The members of the Norwegian Nobel Committee that were to award the Peace Prize were appointed shortly after the will was approved. The prize-awarding organisations followed: the Karolinska Institutet on 7 June, the Swedish Academy on 9 June, and the Royal Swedish Academy of Sciences on 11 June.[11][12] The Nobel Foundation then reached an agreement on guidelines for how the Nobel Prize should be awarded. In 1900, the Nobel Foundation's newly created statutes were promulgated by King Oscar II.[10][13][14] According to Nobel's will, The Royal Swedish Academy of Sciences were to award the Prize in Chemistry.[14]
Scope of award[edit]
In recent years, the Nobel Prize in Chemistry has drawn criticism from chemists who feel that the prize is more frequently awarded to non-chemists than to chemists.[26] In the 30 years leading up to 2012, the Nobel Prize in Chemistry was awarded ten times for work classified as biochemistry or molecular biology, and once to a materials scientist. In the ten years leading up to 2012, only four prizes were awarded for work strictly in chemistry.[26] Commenting on the scope of the award, The Economist explained that the Royal Swedish Academy of Sciences is bound by Nobel's bequest, which specifies awards only in physics, chemistry, literature, medicine, and peace. Biology was in its infancy in Nobel's day and no award was established. The Economist argued there is no Nobel Prize for mathematics either, another major discipline, and added that Nobel's stipulation of no more than three winners is not readily applicable to modern physics, where progress is typically made through huge collaborations rather than by individuals alone.[27]

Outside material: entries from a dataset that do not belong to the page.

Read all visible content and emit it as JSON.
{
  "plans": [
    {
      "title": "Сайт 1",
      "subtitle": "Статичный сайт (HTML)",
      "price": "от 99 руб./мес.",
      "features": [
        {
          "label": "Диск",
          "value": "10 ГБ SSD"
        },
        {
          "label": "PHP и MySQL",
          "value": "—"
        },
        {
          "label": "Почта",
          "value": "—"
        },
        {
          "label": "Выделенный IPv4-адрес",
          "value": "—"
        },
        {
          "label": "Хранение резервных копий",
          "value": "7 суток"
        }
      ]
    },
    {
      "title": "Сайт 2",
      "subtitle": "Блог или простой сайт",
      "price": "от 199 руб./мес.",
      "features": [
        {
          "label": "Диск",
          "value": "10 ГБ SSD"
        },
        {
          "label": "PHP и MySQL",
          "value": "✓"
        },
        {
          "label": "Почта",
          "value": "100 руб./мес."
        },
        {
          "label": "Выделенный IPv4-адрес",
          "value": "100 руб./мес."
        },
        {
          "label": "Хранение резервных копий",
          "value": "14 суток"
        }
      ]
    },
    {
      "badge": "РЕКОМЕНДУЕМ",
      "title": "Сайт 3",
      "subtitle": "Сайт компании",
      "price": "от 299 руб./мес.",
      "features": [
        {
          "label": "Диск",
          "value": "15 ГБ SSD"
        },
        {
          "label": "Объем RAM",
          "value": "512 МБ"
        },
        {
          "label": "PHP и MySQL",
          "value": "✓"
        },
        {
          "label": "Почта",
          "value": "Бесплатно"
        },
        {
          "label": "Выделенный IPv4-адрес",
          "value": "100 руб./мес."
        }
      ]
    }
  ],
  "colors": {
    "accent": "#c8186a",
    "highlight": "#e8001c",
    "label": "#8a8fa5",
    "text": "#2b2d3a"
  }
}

In 2020, Ioannidis et al. reported that half of the Nobel Prizes for science awarded between 1995 and 2017 were clustered in just a few disciplines within their broader fields. Atomic physics, particle physics, cell biology, and neuroscience dominated the two subjects outside chemistry, while molecular chemistry was the chief prize-winning discipline in its domain. Molecular chemists won 5.3% of all science Nobel Prizes during this period.[28]